Implications for further research
This review systematically analyzed the existing evidence on relation between OLP and PIDs for the first time. Large-scale prospective trials are required to validate the findings.
The results suggest that OLP is not a potential risk factor for PIDs during the 1 to 10-year follow-up period. However, given the relatively small amount of evidence available, the final answer to this question depends on large, well-designed prospective and randomized clinical trials in the future.
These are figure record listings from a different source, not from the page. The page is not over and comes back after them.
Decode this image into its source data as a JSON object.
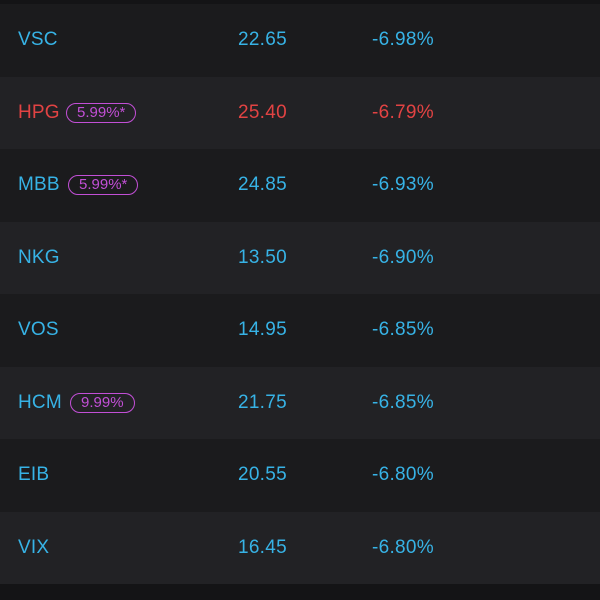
{
  "colors": {
    "background": "#141416",
    "row_odd": "#1b1b1d",
    "row_even": "#222225",
    "text_blue": "#37b3e6",
    "text_red": "#e24343",
    "badge_purple": "#c24fd6"
  },
  "stocks": [
    {
      "symbol": "VSC",
      "badge": "",
      "price": "22.65",
      "change": "-6.98%"
    },
    {
      "symbol": "HPG",
      "badge": "5.99%*",
      "price": "25.40",
      "change": "-6.79%"
    },
    {
      "symbol": "MBB",
      "badge": "5.99%*",
      "price": "24.85",
      "change": "-6.93%"
    },
    {
      "symbol": "NKG",
      "badge": "",
      "price": "13.50",
      "change": "-6.90%"
    },
    {
      "symbol": "VOS",
      "badge": "",
      "price": "14.95",
      "change": "-6.85%"
    },
    {
      "symbol": "HCM",
      "badge": "9.99%",
      "price": "21.75",
      "change": "-6.85%"
    },
    {
      "symbol": "EIB",
      "badge": "",
      "price": "20.55",
      "change": "-6.80%"
    },
    {
      "symbol": "VIX",
      "badge": "",
      "price": "16.45",
      "change": "-6.80%"
    }
  ]
}
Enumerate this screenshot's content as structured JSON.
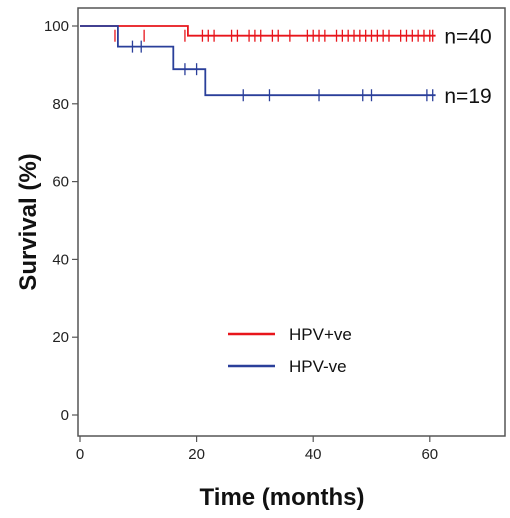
{
  "chart_data": {
    "type": "line",
    "subtype": "kaplan-meier",
    "xlabel": "Time (months)",
    "ylabel": "Survival (%)",
    "xlim": [
      0,
      75
    ],
    "ylim": [
      -5,
      105
    ],
    "xticks": [
      0,
      20,
      40,
      60
    ],
    "yticks": [
      0,
      20,
      40,
      60,
      80,
      100
    ],
    "grid": false,
    "legend_position": "bottom-center",
    "series": [
      {
        "name": "HPV+ve",
        "color": "#e8151b",
        "n_label": "n=40",
        "steps": [
          [
            0,
            100
          ],
          [
            18.5,
            100
          ],
          [
            18.5,
            97.5
          ],
          [
            61,
            97.5
          ]
        ],
        "censor_x": [
          6,
          11,
          18,
          21,
          22,
          23,
          26,
          27,
          29,
          30,
          31,
          33,
          34,
          36,
          39,
          40,
          41,
          42,
          44,
          45,
          46,
          47,
          48,
          49,
          50,
          51,
          52,
          53,
          55,
          56,
          57,
          58,
          59,
          60,
          60.5
        ],
        "censor_y": 97.5
      },
      {
        "name": "HPV-ve",
        "color": "#2a3f9a",
        "n_label": "n=19",
        "steps": [
          [
            0,
            100
          ],
          [
            6.5,
            100
          ],
          [
            6.5,
            94.7
          ],
          [
            16,
            94.7
          ],
          [
            16,
            88.9
          ],
          [
            21.5,
            88.9
          ],
          [
            21.5,
            82.2
          ],
          [
            61,
            82.2
          ]
        ],
        "censor_x": [
          9,
          10.5,
          18,
          20,
          28,
          32.5,
          41,
          48.5,
          50,
          59.5,
          60.5
        ],
        "censor_y_by_x": {
          "9": 94.7,
          "10.5": 94.7,
          "18": 88.9,
          "20": 88.9
        }
      }
    ],
    "series_censor_y_default": [
      97.5,
      82.2
    ]
  }
}
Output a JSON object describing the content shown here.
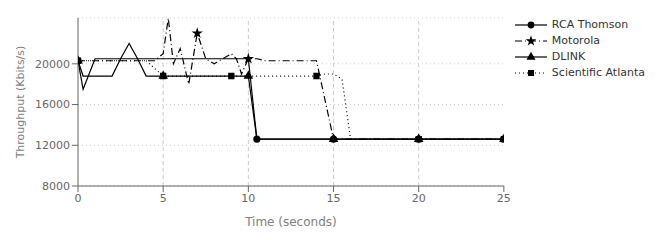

At present, the proportion of people undergoing implant treatment and the prevalence of OLP worldwide are not high, which may cause difficulty in researching the correlations between these two diseases; therefore, multicenter cooperative clinical research is needed. Additionally, OLP has various clinical classifications, and the prospective study included in this systematic review showed that OLP patients with desquamative gingivitis had a higher frequency of PIM. This suggests that in future studies, subgroup analysis of OLP may be helpful in exploring the associations between OLP and PIDs. Moreover, interventional studies on the effects of OLP treatment on peri-implant status are still lacking; these studies can further elucidate the associations between OLP and PIDs. Molecular biology techniques can also help to explore the microscopic effects of OLP on peri-implant pathophysiological processes at molecular level.